I have pondered this question for much of my adult life and have come to the sad conclusion that for many in this country, racial identity politics is a convenient package to wrap an affirmation and victimization mentality around. Simply put, it is popular to be the under-dog. In fact, it is even hip. Borne of a longing for a romanticized image of a past culture severed by the history of African slave trading, this intensified longing gives rise to viewing modern neighborhood slang, cadence and gait as evidence of a “culture”. A fondness for a particular type of music or clothing fad is viewed as further evidence of “culture”. Ironically, if anything, these symbols of culture are symbols of American pop-culture as they were foreign to me when I came to the mainland for college. 

Exaggerated reference to injustices of the past trivializes not only those injustices; it trivializes all injustice. Blind adherence to a victimization mindset, regardless of one’s accomplishments and life experience, diminishes those adherents to mediocrity at best or a cycle of despair at worst. Clearly there are instances of overt or covert unfairness based on race. I would argue that these are of much less severe nature than ever before in American history as there are today sufficient legal protections amounting even to legal preference. 

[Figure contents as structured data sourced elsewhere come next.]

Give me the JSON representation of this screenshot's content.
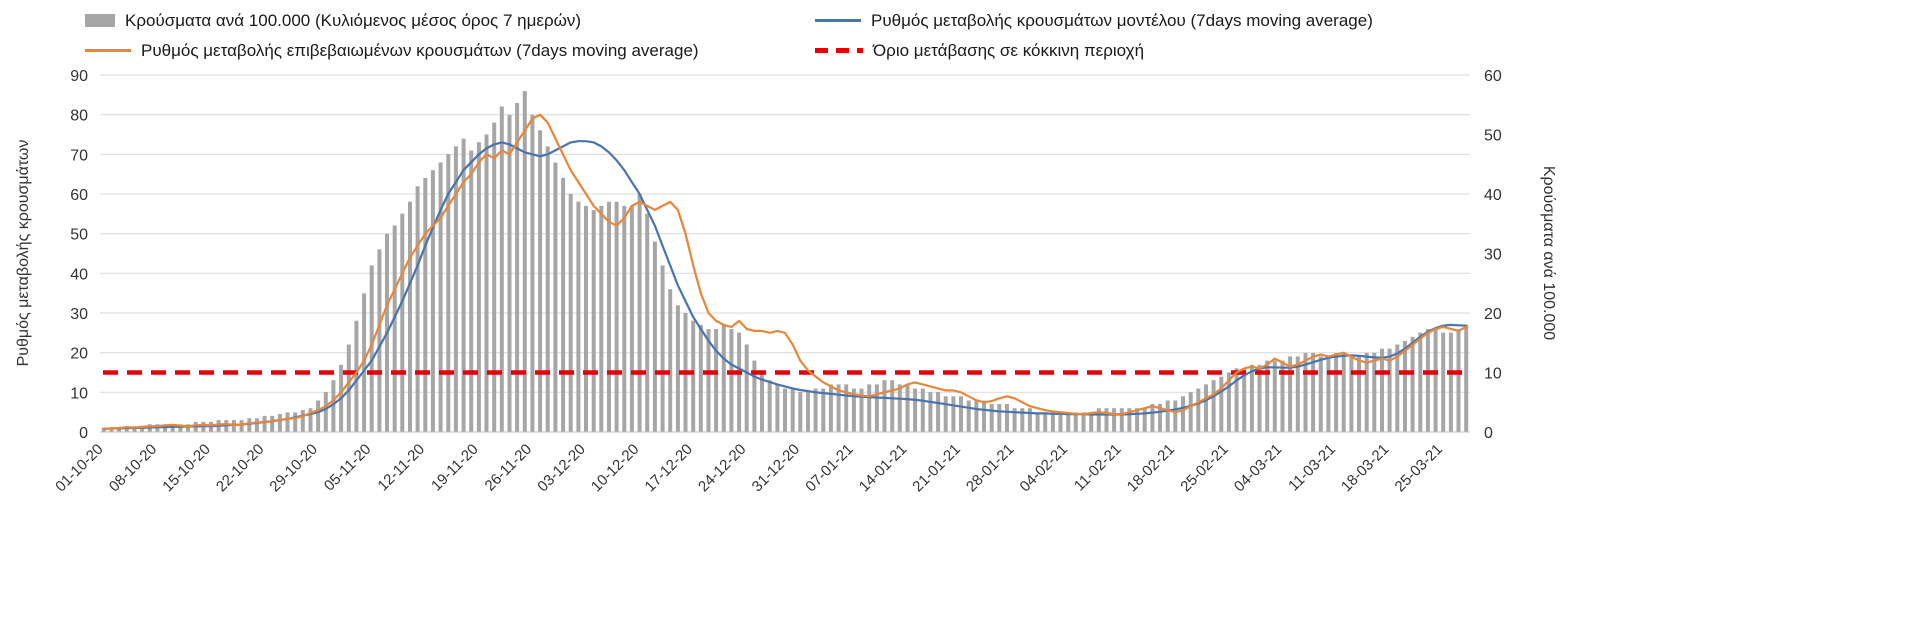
{
  "page": {
    "background": "#ffffff"
  },
  "chart_data": {
    "type": "bar",
    "subtype": "combo-bar-line",
    "grid_color": "#d9d9d9",
    "axis_line_color": "#bfbfbf",
    "legend": [
      {
        "label": "Κρούσματα ανά 100.000 (Κυλιόμενος μέσος όρος 7 ημερών)",
        "marker": "bar",
        "color": "#a6a6a6"
      },
      {
        "label": "Ρυθμός μεταβολής κρουσμάτων μοντέλου (7days moving average)",
        "marker": "line",
        "color": "#4a74ae"
      },
      {
        "label": "Ρυθμός μεταβολής επιβεβαιωμένων κρουσμάτων (7days moving average)",
        "marker": "line",
        "color": "#e8873a"
      },
      {
        "label": "Όριο μετάβασης σε κόκκινη περιοχή",
        "marker": "dashed-line",
        "color": "#e60000"
      }
    ],
    "left_axis": {
      "title": "Ρυθμός μεταβολής κρουσμάτων",
      "min": 0,
      "max": 90,
      "step": 10
    },
    "right_axis": {
      "title": "Κρούσματα ανά 100.000",
      "min": 0,
      "max": 60,
      "step": 10
    },
    "x_tick_interval": 7,
    "x_tick_labels": [
      "01-10-20",
      "08-10-20",
      "15-10-20",
      "22-10-20",
      "29-10-20",
      "05-11-20",
      "12-11-20",
      "19-11-20",
      "26-11-20",
      "03-12-20",
      "10-12-20",
      "17-12-20",
      "24-12-20",
      "31-12-20",
      "07-01-21",
      "14-01-21",
      "21-01-21",
      "28-01-21",
      "04-02-21",
      "11-02-21",
      "18-02-21",
      "25-02-21",
      "04-03-21",
      "11-03-21",
      "18-03-21",
      "25-03-21"
    ],
    "threshold": {
      "left_value": 15,
      "color": "#e60000"
    },
    "series": [
      {
        "name": "Κρούσματα ανά 100.000 (Κυλιόμενος μέσος όρος 7 ημερών)",
        "type": "bar",
        "axis": "right",
        "color": "#a6a6a6",
        "values": [
          0.7,
          0.7,
          0.7,
          1,
          1,
          1,
          1.3,
          1.3,
          1.3,
          1.3,
          1.3,
          1.3,
          1.7,
          1.7,
          1.7,
          2,
          2,
          2,
          2,
          2.3,
          2.3,
          2.7,
          2.7,
          3,
          3.3,
          3.3,
          3.7,
          4,
          5.3,
          6.7,
          8.7,
          11.3,
          14.7,
          18.7,
          23.3,
          28,
          30.7,
          33.3,
          34.7,
          36.7,
          38.7,
          41.3,
          42.7,
          44,
          45.3,
          46.7,
          48,
          49.3,
          47.3,
          48.7,
          50,
          52,
          54.7,
          53.3,
          55.3,
          57.3,
          53.3,
          50.7,
          48,
          45.3,
          42.7,
          40,
          38.7,
          38,
          37.3,
          38,
          38.7,
          38.7,
          38,
          38,
          40,
          36.7,
          32,
          28,
          24,
          21.3,
          20,
          18.7,
          18,
          17.3,
          17.3,
          18,
          17.3,
          16.7,
          14.7,
          12,
          10,
          8.7,
          8,
          7.3,
          7.3,
          6.7,
          6.7,
          7.3,
          7.3,
          8,
          8,
          8,
          7.3,
          7.3,
          8,
          8,
          8.7,
          8.7,
          8,
          8,
          7.3,
          7.3,
          6.7,
          6.7,
          6,
          6,
          6,
          5.3,
          5.3,
          5.3,
          4.7,
          4.7,
          4.7,
          4,
          4,
          4,
          3.3,
          3.3,
          3.3,
          3.3,
          3.3,
          3.3,
          3.3,
          3.3,
          4,
          4,
          4,
          4,
          4,
          4,
          4,
          4.7,
          4.7,
          5.3,
          5.3,
          6,
          6.7,
          7.3,
          8,
          8.7,
          9.3,
          10,
          10.7,
          10.7,
          11.3,
          11.3,
          12,
          12,
          12,
          12.7,
          12.7,
          13.3,
          13.3,
          12.7,
          12.7,
          13.3,
          13.3,
          12.7,
          12.7,
          13.3,
          13.3,
          14,
          14,
          14.7,
          15.3,
          16,
          16.7,
          17.3,
          17.3,
          16.7,
          16.7,
          17.3,
          18
        ]
      },
      {
        "name": "Ρυθμός μεταβολής κρουσμάτων μοντέλου (7days moving average)",
        "type": "line",
        "axis": "left",
        "color": "#4a74ae",
        "values": [
          0.8,
          0.9,
          0.9,
          1,
          1,
          1.1,
          1.1,
          1.2,
          1.2,
          1.3,
          1.3,
          1.4,
          1.4,
          1.5,
          1.5,
          1.6,
          1.7,
          1.8,
          1.9,
          2.1,
          2.3,
          2.5,
          2.7,
          3,
          3.3,
          3.7,
          4.1,
          4.5,
          5,
          5.8,
          7,
          8.5,
          10.5,
          13,
          15.5,
          18,
          21.5,
          25,
          29,
          33,
          37.5,
          42,
          47,
          51.5,
          56,
          60,
          63,
          66,
          68,
          70,
          71.5,
          72.5,
          73,
          72.5,
          71.5,
          70.5,
          70,
          69.5,
          70,
          71,
          72,
          73,
          73.3,
          73.3,
          73,
          72,
          70.5,
          68.5,
          66,
          63,
          60,
          56,
          52,
          47,
          42,
          37,
          33,
          29,
          26,
          23,
          20.5,
          18.5,
          17,
          16,
          15,
          14,
          13.2,
          12.6,
          12,
          11.5,
          11,
          10.6,
          10.3,
          10,
          9.8,
          9.6,
          9.4,
          9.2,
          9,
          8.9,
          8.8,
          8.7,
          8.6,
          8.5,
          8.4,
          8.3,
          8.1,
          7.9,
          7.6,
          7.3,
          7,
          6.7,
          6.4,
          6.1,
          5.8,
          5.6,
          5.4,
          5.2,
          5.1,
          5,
          4.9,
          4.8,
          4.7,
          4.7,
          4.6,
          4.6,
          4.5,
          4.5,
          4.5,
          4.4,
          4.4,
          4.4,
          4.4,
          4.4,
          4.5,
          4.6,
          4.7,
          4.9,
          5.1,
          5.4,
          5.7,
          6.1,
          6.6,
          7.2,
          8,
          9,
          10.2,
          11.5,
          13,
          14.3,
          15.3,
          16,
          16.3,
          16.3,
          16.2,
          16.2,
          16.5,
          17,
          17.6,
          18.2,
          18.7,
          19,
          19.2,
          19.3,
          19.2,
          19,
          18.8,
          18.7,
          19,
          19.8,
          21,
          22.5,
          24,
          25.3,
          26.2,
          26.8,
          27,
          26.9,
          26.8
        ]
      },
      {
        "name": "Ρυθμός μεταβολής επιβεβαιωμένων κρουσμάτων (7days moving average)",
        "type": "line",
        "axis": "left",
        "color": "#e8873a",
        "values": [
          0.8,
          0.9,
          1,
          1.2,
          1.1,
          1.3,
          1.4,
          1.5,
          1.7,
          1.8,
          1.6,
          1.5,
          1.7,
          1.8,
          1.7,
          1.9,
          2,
          1.8,
          1.9,
          2.2,
          2.4,
          2.5,
          2.8,
          3,
          3.3,
          3.5,
          4,
          4.8,
          5.5,
          6.5,
          8,
          10,
          12.5,
          15,
          18,
          22,
          27,
          32,
          36,
          40,
          44,
          47,
          50,
          52,
          54,
          57,
          60,
          63,
          65,
          68,
          70,
          69,
          71,
          70,
          73,
          76,
          79,
          80,
          78,
          74,
          70,
          66,
          63,
          60,
          57,
          55,
          53,
          52,
          54,
          57,
          58,
          57,
          56,
          57,
          58,
          56,
          50,
          42,
          35,
          30,
          28,
          27,
          26.5,
          28,
          26,
          25.5,
          25.5,
          25,
          25.5,
          25,
          22,
          18,
          15.5,
          14,
          12.5,
          11.5,
          10.5,
          10,
          9.5,
          9.2,
          9,
          9.5,
          10,
          10.5,
          11,
          12,
          12.5,
          12,
          11.5,
          11,
          10.5,
          10.5,
          10,
          9,
          8,
          7.5,
          7.8,
          8.5,
          9,
          8.5,
          7.5,
          6.5,
          6,
          5.5,
          5.2,
          5,
          4.8,
          4.6,
          4.5,
          4.8,
          5,
          4.8,
          4.5,
          4.5,
          5,
          5.5,
          6,
          6.5,
          6,
          5.5,
          5,
          5.5,
          6.5,
          7.5,
          8.5,
          9.5,
          11,
          13,
          15,
          16,
          16.5,
          16,
          17,
          18.5,
          17.5,
          16.5,
          17,
          18,
          19,
          19.5,
          19,
          19.5,
          20,
          19,
          18,
          17.5,
          18,
          18.5,
          18,
          19,
          20.5,
          22,
          23.5,
          25,
          26,
          26.5,
          26,
          25.5,
          26.5
        ]
      }
    ]
  }
}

However, attitudinal adjustment is not the responsibility of one group alone. Like the overly sensitive rape victim venturing out on a first date, today’s generation of African Americans could stand to not perceive racial animus in every slight. I would therefore argue that the single best thing that the person of sub-Saharan African descent can do in America is to disavow himself of any concept of ‘blackness’ and to affirm a concept of American individuality. Clearly ‘blackness’ is a construct of a racist past where the very term was meant to denote a sub-human condition, as distinct from ‘whiteness’. Why in the world would any rational being cling irrationally to this construct and then fight to define an entire world view around this outdated construct? 

In the Bible the synoptic Gospels relay the story of the Cyrenian Simon who carried the cross for Christ while Christ was on his way to his crucifixion. I’ve often marveled at that simple reference to Simon that so obviously described his likely appearance. He was most likely a medium to dark-skinned African, as Cyrene is present day Libya.  However, in the Bible, he was simply described as a man of Cyrene, as that is either where he was from or he had a strong resemblance to the vast majority of Cyrenian people with whom the authors of the Gospels had interacted.  He was not described by characteristics of his physical appearance, but by aspects of his origin.

I love myself, which is why I reject ‘blackness’. I am a human being, an American, a descendant primarily of sub-Saharan Africans, a Christian and a father. I am a native of the US Virgin Islands and a lover of Caribbean foods and music. I love the American experiment and the bounteous gifts it has provided for me and my family. I happily served her military and hope to leave a legacy of contribution to this greatest country on God’s Earth. I am no more ‘black’ than any one else is ‘white’. Rejecting race classification is the necessary step to move the human race forward. Let us no longer view ourselves as hyphenated Americans. Rather, let us accept her goodness borne of a precious price of a racist past, but also borne of a wondrous epiphany to craft a country and a culture around ideals of individuality and the freedom and responsibility to pursue the aspirations of that individuality. Let us simply accept ourselves as amongst America’s oldest citizens. Let us simply accept ourselves as American.